It was more reporters, and then it was somebody from the caterer’s and then more reporters, and I began to think Richard wasn’t coming after all, but the next time the doorbell rang it was Richard. With Annie.

“We can’t stay very long,” Richard said before he even got in the door. He looked tired and strung out, which wasn’t much of an endorsement for the Sleep Institute. I wondered if the way he looked had anything to do with his having called me when I was in West Virginia.

“I’m glad you both could come,” I said, turning to look at Annie. “I’m Jeff Johnston. I used to room with this guy back Before he became a hotshot psychiatrist.”

“I’m glad to meet you, Jeff,” she said gravely.

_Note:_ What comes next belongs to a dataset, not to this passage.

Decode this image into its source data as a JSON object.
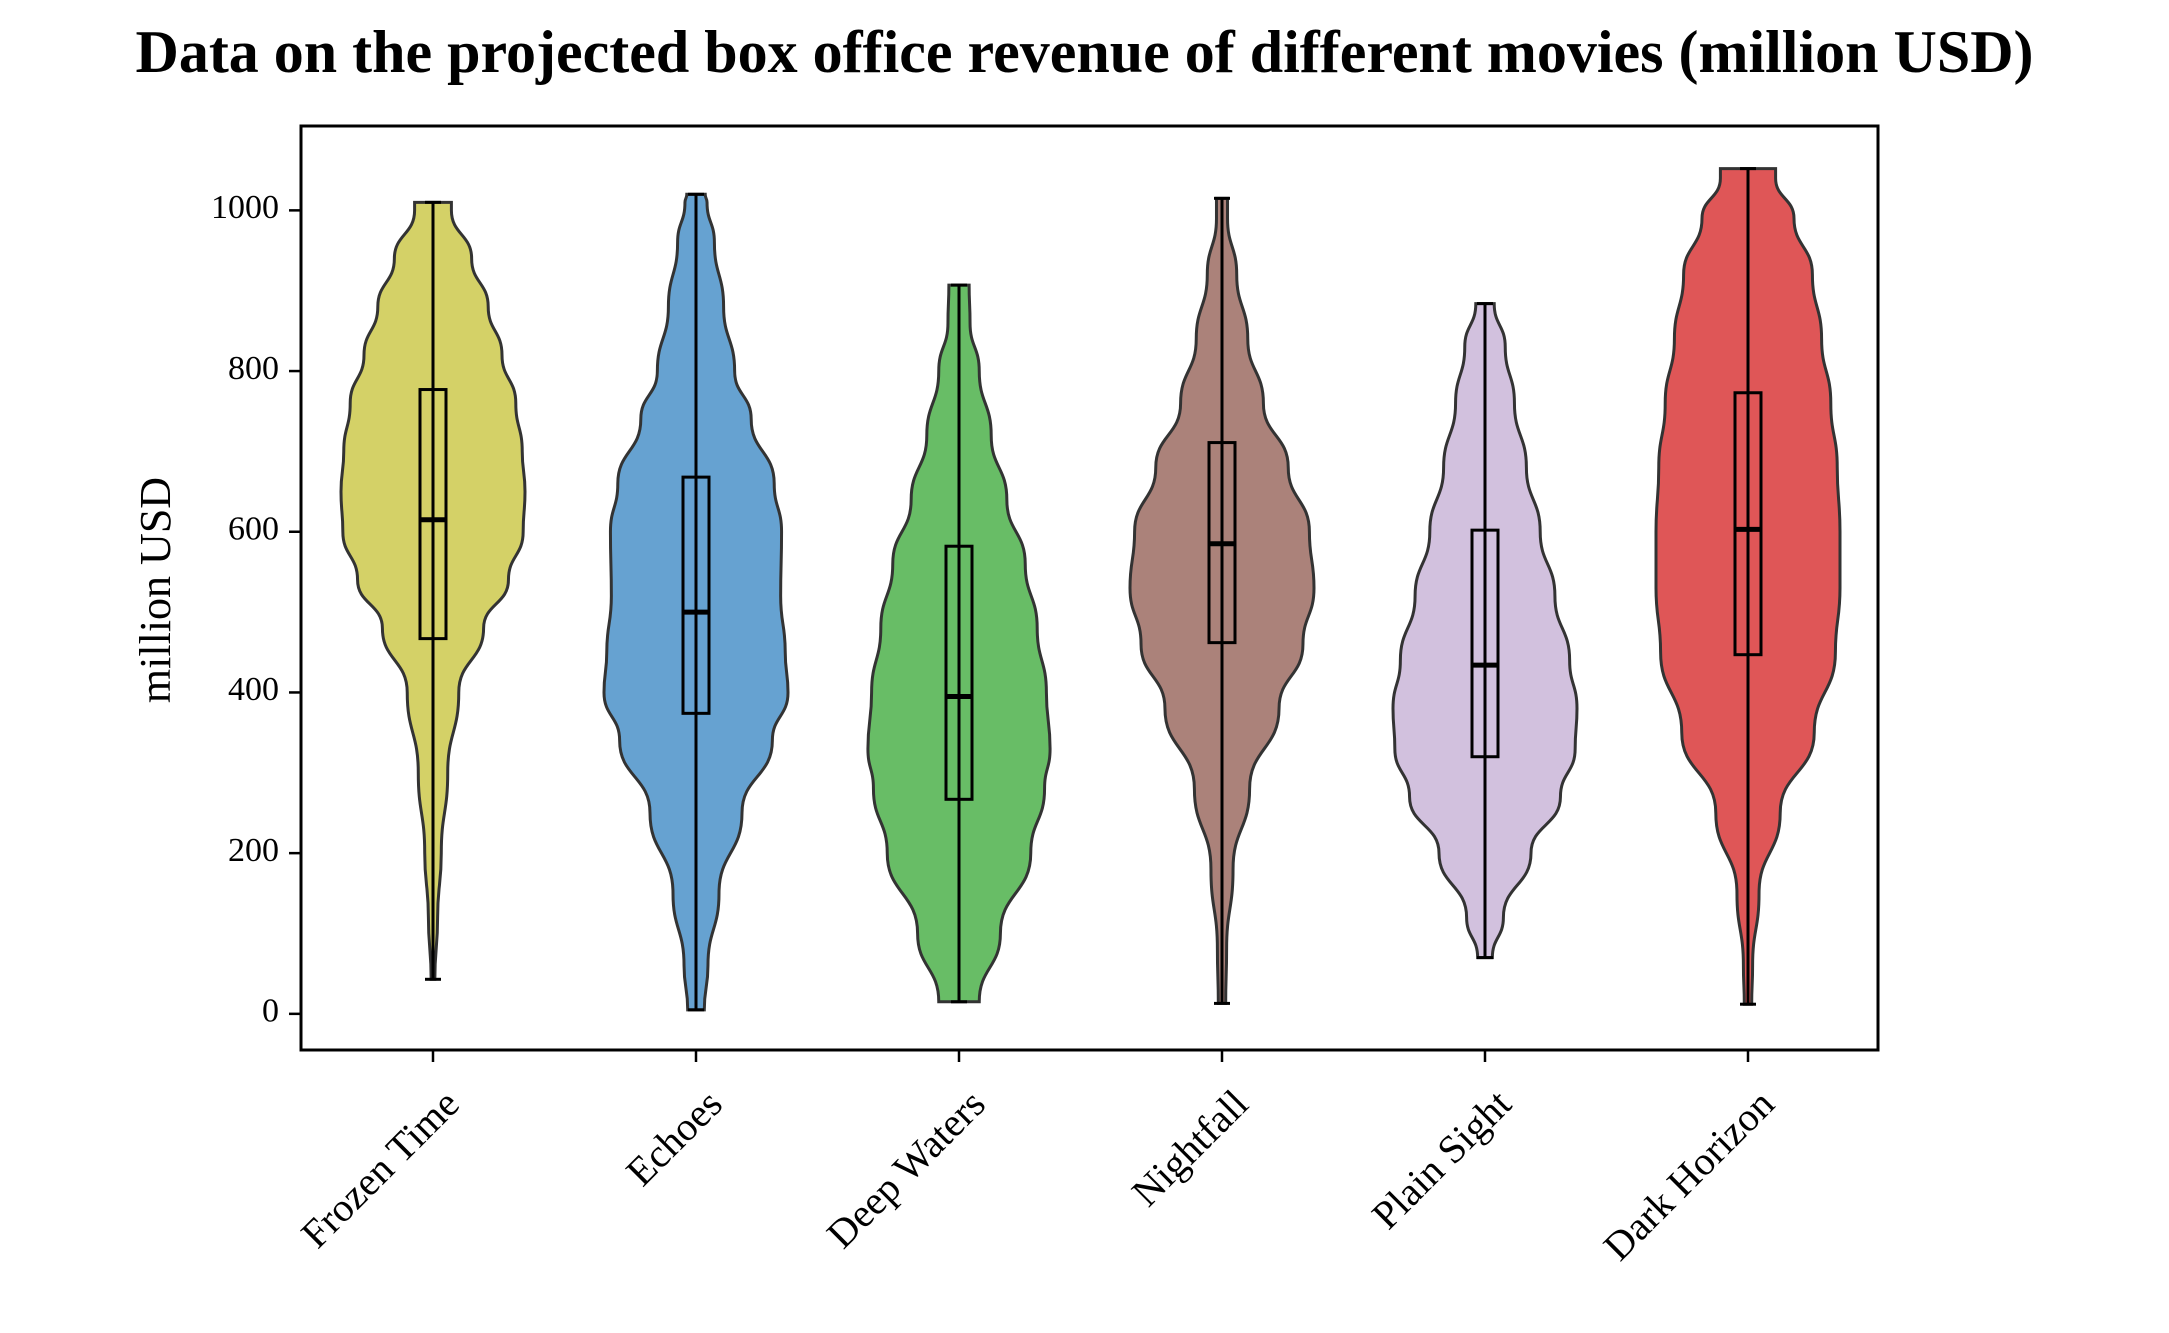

She was not at all what I’d expected. Richard had dated mostly hot little nurses when he was in med school, and Washington’s Women on the Way Up since he started working at the Institute. He had never so much as glanced at anyone like Annie. She was little, with short blonde hair and bluish gray eyes. She was wearing a heavy gray coat and low-heeled shoes and looked about eighteen.

“The party’s upstairs,” I said. “It’s kind of a zoo, but…”

“We don’t have much time,” Richard said, but he didn’t look at his watch. He looked at Annie, as if she were the one in a hurry. She didn’t look worried at all.

“How about if I bring Broun down here?” I said, not at all sure I could get him away from the reporters. “You can wait in the solarium.” I motioned them in.

It was, like every other room in the house, really a room for Broun to misplace books in, even though it had been intended for tropical plants. It had greenhouse glass windows and a neater that kept it twenty degrees hotter than the rest of the house. Broun had stuck a token row of African violets on a table in front of the windows and added an antique horsehair loveseat and a couple of chairs, but the rest of the room was filled with books. “Let me take your coats,” I said.